Avant garde, no?


Hola, friend. You don't know it yet, but the future of the human race depends on this site.

A big claim, I know, but it's true.

Dr. Sexenheimer's Fiendish Master Plan

It's really quite simple - I have a vast number of media connections and am full to the brim with charisma. I was once given a job after actively attempting to fail the interview process

The plan is to slowly rise through the echelons of the State Government, eventually becoming Premier of Victoria. As Premier, I will form a militia - something strictly forbidden by the Constitution, and take on the Federal Government (regardless of who is in power) in a bloody coup, eventually emerging the victor.

Once in power, I will first call for the head of the previous leader. And everyone will be like, "But Doctor! You already have his head. It's on that pole. Right there." And I'll say, "Oh, I'll forget my own head next." And everyone will HAVE to laugh.

I will no doubt then begin ammassing large stores of devious weapons and hellish machines, before letting certain so-called Superpowers know what the score is.

This is no idle threat. The power will drive me mad, and I will destroy us all - I'm sure of it.

How Dr. Sexenheimer intends to sabotage his own fiendish plan.

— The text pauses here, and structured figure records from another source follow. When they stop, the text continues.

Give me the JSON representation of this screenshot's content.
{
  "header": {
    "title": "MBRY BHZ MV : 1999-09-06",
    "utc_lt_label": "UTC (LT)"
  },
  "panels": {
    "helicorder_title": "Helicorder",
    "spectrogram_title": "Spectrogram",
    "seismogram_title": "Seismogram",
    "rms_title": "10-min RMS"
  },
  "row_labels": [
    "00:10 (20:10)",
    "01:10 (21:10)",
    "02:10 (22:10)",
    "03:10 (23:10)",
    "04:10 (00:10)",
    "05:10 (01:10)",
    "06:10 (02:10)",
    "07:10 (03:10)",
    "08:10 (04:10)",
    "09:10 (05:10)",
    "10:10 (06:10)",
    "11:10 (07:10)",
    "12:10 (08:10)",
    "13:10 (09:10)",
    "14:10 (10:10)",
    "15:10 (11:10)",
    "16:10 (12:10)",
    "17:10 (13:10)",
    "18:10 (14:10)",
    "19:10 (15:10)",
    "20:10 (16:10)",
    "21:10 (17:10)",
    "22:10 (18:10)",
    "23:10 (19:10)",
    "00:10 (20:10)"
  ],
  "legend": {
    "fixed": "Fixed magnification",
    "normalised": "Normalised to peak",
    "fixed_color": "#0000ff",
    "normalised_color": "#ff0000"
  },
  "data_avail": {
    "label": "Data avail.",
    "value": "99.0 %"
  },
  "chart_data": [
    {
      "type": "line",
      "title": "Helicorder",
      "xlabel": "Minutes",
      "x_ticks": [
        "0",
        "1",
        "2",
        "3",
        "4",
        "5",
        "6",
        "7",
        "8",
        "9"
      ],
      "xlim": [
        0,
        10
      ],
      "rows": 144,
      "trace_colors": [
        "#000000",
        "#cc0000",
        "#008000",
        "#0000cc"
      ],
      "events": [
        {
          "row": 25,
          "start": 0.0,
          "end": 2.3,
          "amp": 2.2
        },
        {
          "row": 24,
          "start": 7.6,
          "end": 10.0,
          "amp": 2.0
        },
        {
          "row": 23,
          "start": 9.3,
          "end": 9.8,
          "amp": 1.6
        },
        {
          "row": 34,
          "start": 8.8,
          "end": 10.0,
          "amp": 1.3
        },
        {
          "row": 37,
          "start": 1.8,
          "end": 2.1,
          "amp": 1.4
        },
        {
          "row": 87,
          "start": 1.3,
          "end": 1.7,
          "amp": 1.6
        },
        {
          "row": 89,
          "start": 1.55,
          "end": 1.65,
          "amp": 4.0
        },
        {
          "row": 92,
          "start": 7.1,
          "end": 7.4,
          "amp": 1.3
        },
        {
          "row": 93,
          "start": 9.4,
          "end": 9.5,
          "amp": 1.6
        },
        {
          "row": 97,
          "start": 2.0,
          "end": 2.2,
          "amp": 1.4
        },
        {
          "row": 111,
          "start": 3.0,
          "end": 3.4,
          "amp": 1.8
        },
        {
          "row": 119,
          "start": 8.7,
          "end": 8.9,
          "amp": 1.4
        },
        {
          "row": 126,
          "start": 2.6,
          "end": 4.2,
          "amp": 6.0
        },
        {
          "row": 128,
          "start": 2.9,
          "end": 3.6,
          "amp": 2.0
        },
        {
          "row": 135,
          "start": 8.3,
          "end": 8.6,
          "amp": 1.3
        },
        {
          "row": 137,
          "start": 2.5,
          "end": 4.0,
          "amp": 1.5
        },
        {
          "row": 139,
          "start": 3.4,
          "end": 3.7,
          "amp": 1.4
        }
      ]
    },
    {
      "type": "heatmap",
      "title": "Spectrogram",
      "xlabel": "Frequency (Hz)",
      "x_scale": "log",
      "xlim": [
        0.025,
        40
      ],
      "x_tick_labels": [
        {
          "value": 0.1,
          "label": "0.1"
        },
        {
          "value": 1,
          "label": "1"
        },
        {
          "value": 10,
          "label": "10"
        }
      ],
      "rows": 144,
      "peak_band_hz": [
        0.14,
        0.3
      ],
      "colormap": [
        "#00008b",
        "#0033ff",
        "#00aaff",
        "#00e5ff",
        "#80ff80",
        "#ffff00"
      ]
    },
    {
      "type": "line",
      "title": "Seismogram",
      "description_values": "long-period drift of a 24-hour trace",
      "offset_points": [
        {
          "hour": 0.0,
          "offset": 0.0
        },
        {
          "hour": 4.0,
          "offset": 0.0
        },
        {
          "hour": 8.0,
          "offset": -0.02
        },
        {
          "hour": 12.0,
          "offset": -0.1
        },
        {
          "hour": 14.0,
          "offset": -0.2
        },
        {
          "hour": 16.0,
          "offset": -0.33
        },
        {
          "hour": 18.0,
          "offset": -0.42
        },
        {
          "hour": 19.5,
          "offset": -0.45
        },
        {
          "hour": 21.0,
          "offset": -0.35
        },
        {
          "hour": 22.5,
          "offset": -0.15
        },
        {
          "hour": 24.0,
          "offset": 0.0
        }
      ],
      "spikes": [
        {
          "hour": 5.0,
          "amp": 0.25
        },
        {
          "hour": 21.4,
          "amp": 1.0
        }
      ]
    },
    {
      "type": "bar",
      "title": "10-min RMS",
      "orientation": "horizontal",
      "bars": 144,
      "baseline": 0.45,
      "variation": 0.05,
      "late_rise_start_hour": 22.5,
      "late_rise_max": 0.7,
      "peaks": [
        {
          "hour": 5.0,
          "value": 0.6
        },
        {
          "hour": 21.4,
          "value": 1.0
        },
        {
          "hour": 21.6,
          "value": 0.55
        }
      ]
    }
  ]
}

This website documents all my crime and my allegedly unstable personality - as such, it is perfect fodder for my political enemies.

Enemies of the future, I am relying on you to use my own words against me, come Election Day 20XX, so that the People can see who I really am, beneath the slick grins and handshakes and clown make-up.

They say that the People get the government that they deserve

If I were to be elected, despite the contents of this page, then the World will truly deserve the Nuclear Armageddon that will rain down upon it.

I've done everything that I can to prevent my bloody rise to power. The rest is up to you.